Searching for Pablo

Man’s folly

September 19, 2007

Man’s sublime existence has been largely undermined because of too much rationalization. How simple things would have been if we were like the bird who greets the morning with a song.  The bird doesn’t think why the sun always rises in the east, nor question the caprices of the seasons — it just lives. Enjoying whatever surprises the morning offers, totally oblivious to the approaching afternoon armed with the knowledge that nature holds whatever it requires. With that realization, only a food wouldn’t burst into a song.

Why do we think that we are greater than nature? Why do we feel the need to control the universe and take comfort in science and religion? Do you think that identifying the parts of the tree you claim it as your own? Do the bird’s physiological and anatomical characteristics define what it is? Don’t you think its soul, its life force, characterizes the bird regardless of species and form? For example, If I have the structure of a man but I have the animus of a woman, would you call me a man? I think my superficial qualities are incidental; my design makes me what I am.

Our ego is so great that we dismiss everything as false until we say it’s the truth. We dismiss the idea that the universe will continue without us; we dismiss anything that we can’t identify and explain as an illusion; we dismiss the idea that we are made of the same element from the lowest grub that crawls the earth. We dismiss the idea that we are not gods.

How great is the man who knows that he is nothing for only in knowing that we are a mere dust in nature’s eye that it can easily flicker away can we truly marvel at the vast wonder of the universe. Only in knowing that we are small can we begin to be great.

All our lives we are made to believe that we are special; that we have the faculties to design the world as we see fit. We took a passage from the book of Genesis that we are to be the caretakers of the earth, distort it and gave it new meaning — that we can do anything we like with it.

But how can we call ourselves caretakers when it’s been nature that’s taking care of us all along? She could have easily annihilated the human race with a mere sneeze, but she chose not to. She endured the destruction that we inflicted. Nature endured for us. Now, how can we presume to take care of her when we’re the ones hurting her?
Man thinks that his ordinariness is his curse and that’s why he constantly denies it.  I think Angela Hayes played by Mena Suvari in the movie American Beauty summed this impulse to be better when she said: “I don’t think there’s anything worse than being ordinary.”

And that’s where fools exceed geniuses, because they never claim to be otherwise than being ordinary. Why do we revere geniuses anyway, are they better than us? Do they possess special faculties that weren’t sprinkled to everybody when the gods distributed talents? Was Shakespeare a better man for composing all those literatures, however majestic they were? Was the Greek philosopher Plato superior because of his dialogues?

Genius is but an offspring of necessity; man’s involvement is unintended.

Why do you presume to be better than anybody else?

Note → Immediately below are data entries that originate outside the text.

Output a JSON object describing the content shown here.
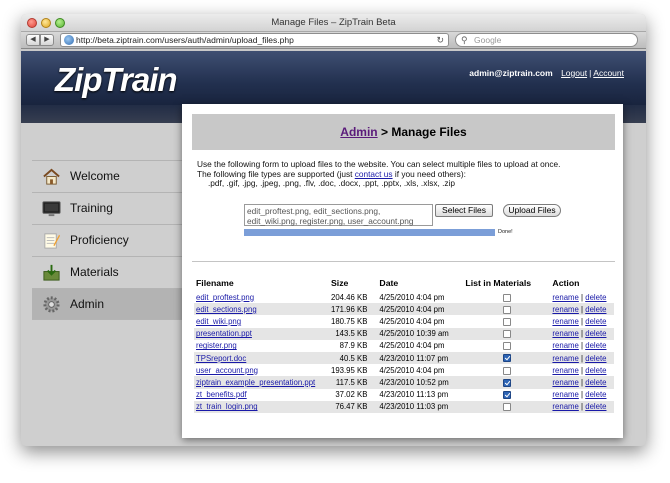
{
  "window": {
    "title": "Manage Files – ZipTrain Beta"
  },
  "browser": {
    "url": "http://beta.ziptrain.com/users/auth/admin/upload_files.php",
    "search_placeholder": "Google"
  },
  "header": {
    "logo": "ZipTrain",
    "user_email": "admin@ziptrain.com",
    "logout": "Logout",
    "separator": "|",
    "account": "Account"
  },
  "sidebar": {
    "items": [
      {
        "label": "Welcome",
        "icon": "house-icon"
      },
      {
        "label": "Training",
        "icon": "monitor-icon"
      },
      {
        "label": "Proficiency",
        "icon": "notepad-icon"
      },
      {
        "label": "Materials",
        "icon": "download-box-icon"
      },
      {
        "label": "Admin",
        "icon": "gear-icon",
        "active": true
      }
    ]
  },
  "page": {
    "breadcrumb_link": "Admin",
    "breadcrumb_rest": " > Manage Files",
    "intro_line1": "Use the following form to upload files to the website. You can select multiple files to upload at once.",
    "intro_line2_pre": "The following file types are supported (just ",
    "intro_link": "contact us",
    "intro_line2_post": " if you need others):",
    "file_types": ".pdf, .gif, .jpg, .jpeg, .png, .flv, .doc, .docx, .ppt, .pptx, .xls, .xlsx, .zip"
  },
  "upload": {
    "selected_files": "edit_proftest.png, edit_sections.png, edit_wiki.png, register.png, user_account.png",
    "select_button": "Select Files",
    "upload_button": "Upload Files",
    "progress": 1.0,
    "status": "Done!"
  },
  "table": {
    "headers": [
      "Filename",
      "Size",
      "Date",
      "List in Materials",
      "Action"
    ],
    "rename": "rename",
    "delete": "delete",
    "separator": "|",
    "rows": [
      {
        "filename": "edit_proftest.png",
        "size": "204.46 KB",
        "date": "4/25/2010 4:04 pm",
        "listed": false
      },
      {
        "filename": "edit_sections.png",
        "size": "171.96 KB",
        "date": "4/25/2010 4:04 pm",
        "listed": false
      },
      {
        "filename": "edit_wiki.png",
        "size": "180.75 KB",
        "date": "4/25/2010 4:04 pm",
        "listed": false
      },
      {
        "filename": "presentation.ppt",
        "size": "143.5 KB",
        "date": "4/25/2010 10:39 am",
        "listed": false
      },
      {
        "filename": "register.png",
        "size": "87.9 KB",
        "date": "4/25/2010 4:04 pm",
        "listed": false
      },
      {
        "filename": "TPSreport.doc",
        "size": "40.5 KB",
        "date": "4/23/2010 11:07 pm",
        "listed": true
      },
      {
        "filename": "user_account.png",
        "size": "193.95 KB",
        "date": "4/25/2010 4:04 pm",
        "listed": false
      },
      {
        "filename": "ziptrain_example_presentation.ppt",
        "size": "117.5 KB",
        "date": "4/23/2010 10:52 pm",
        "listed": true
      },
      {
        "filename": "zt_benefits.pdf",
        "size": "37.02 KB",
        "date": "4/23/2010 11:13 pm",
        "listed": true
      },
      {
        "filename": "zt_train_login.png",
        "size": "76.47 KB",
        "date": "4/23/2010 11:03 pm",
        "listed": false
      }
    ]
  }
}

Is it your intelligence, your wealth or good looks? You die like everybody else and worms will feed on your belly. That means, dear sir, you will succumb to the laws of nature just like everybody else.

For is it not conceit and self-delusion that make us kill an ant without guilt and yet almost worship the television set and all the modern appliances we have on our living rooms?  We think that the television is more precious than the ant. We think our creation is better than nature.

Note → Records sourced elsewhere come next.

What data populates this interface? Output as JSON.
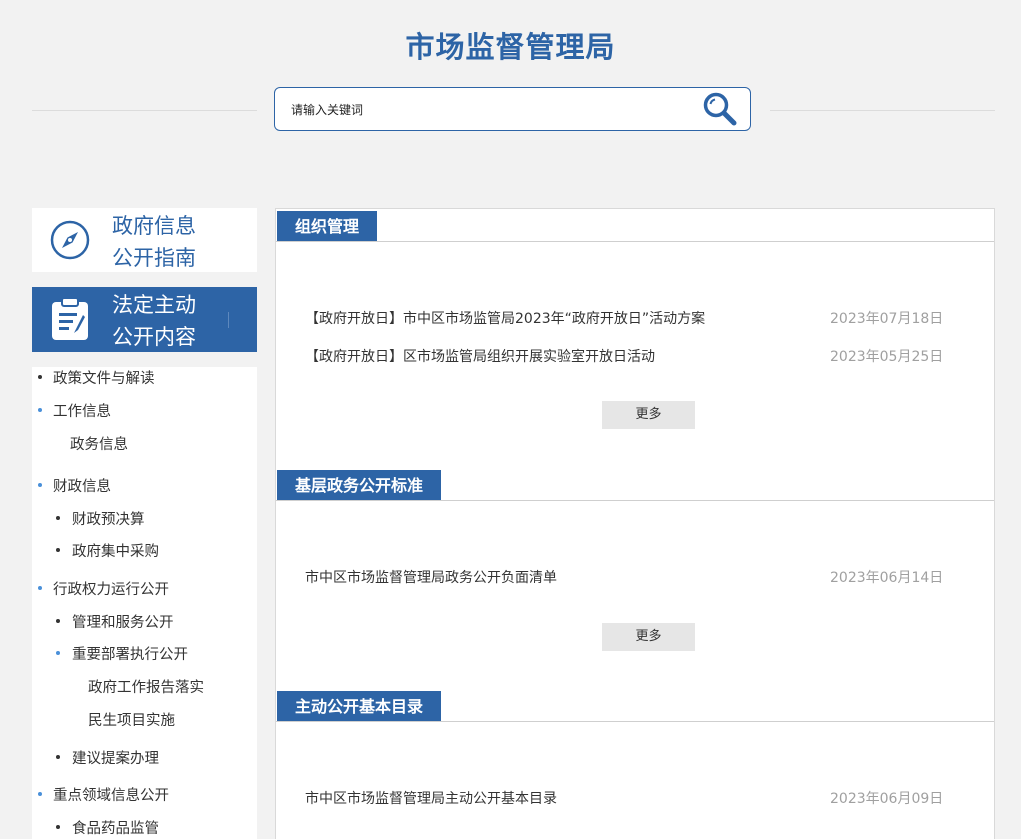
{
  "header": {
    "site_title": "市场监督管理局",
    "search_placeholder": "请输入关键词"
  },
  "sidebar": {
    "guide_card": {
      "line1": "政府信息",
      "line2": "公开指南",
      "icon": "compass-icon"
    },
    "active_card": {
      "line1": "法定主动",
      "line2": "公开内容",
      "icon": "clipboard-icon"
    },
    "menu": [
      {
        "label": "政策文件与解读"
      },
      {
        "label": "工作信息"
      },
      {
        "label": "政务信息"
      },
      {
        "label": "财政信息"
      },
      {
        "label": "财政预决算"
      },
      {
        "label": "政府集中采购"
      },
      {
        "label": "行政权力运行公开"
      },
      {
        "label": "管理和服务公开"
      },
      {
        "label": "重要部署执行公开"
      },
      {
        "label": "政府工作报告落实"
      },
      {
        "label": "民生项目实施"
      },
      {
        "label": "建议提案办理"
      },
      {
        "label": "重点领域信息公开"
      },
      {
        "label": "食品药品监管"
      }
    ]
  },
  "sections": [
    {
      "title": "组织管理",
      "items": [
        {
          "title": "【政府开放日】市中区市场监管局2023年“政府开放日”活动方案",
          "date": "2023年07月18日"
        },
        {
          "title": "【政府开放日】区市场监管局组织开展实验室开放日活动",
          "date": "2023年05月25日"
        }
      ],
      "more": "更多"
    },
    {
      "title": "基层政务公开标准",
      "items": [
        {
          "title": "市中区市场监督管理局政务公开负面清单",
          "date": "2023年06月14日"
        }
      ],
      "more": "更多"
    },
    {
      "title": "主动公开基本目录",
      "items": [
        {
          "title": "市中区市场监督管理局主动公开基本目录",
          "date": "2023年06月09日"
        }
      ]
    }
  ],
  "colors": {
    "accent": "#2d64a6",
    "date": "#a0a0a0",
    "bullet_blue": "#4a90d9"
  }
}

Can we not grasp that the single step an ant makes is much finer that the most advanced robotic limb invented by man? That a single particle of sand possesses qualities that are much more complex that the most expensive computer known to man? Yet, it’s there on the ground to be walked upon, totally ignored!

Man’s folly is thinking he’s not one; for presuming that he breathes the same air as gods; for presuming that he is greater than his own nature. If he just but pause and think how inconsequential he is in relation to the workings of the universe, how insignificant society that he created is, then he can truly appreciate the reason why he is here in the first place — to experience life.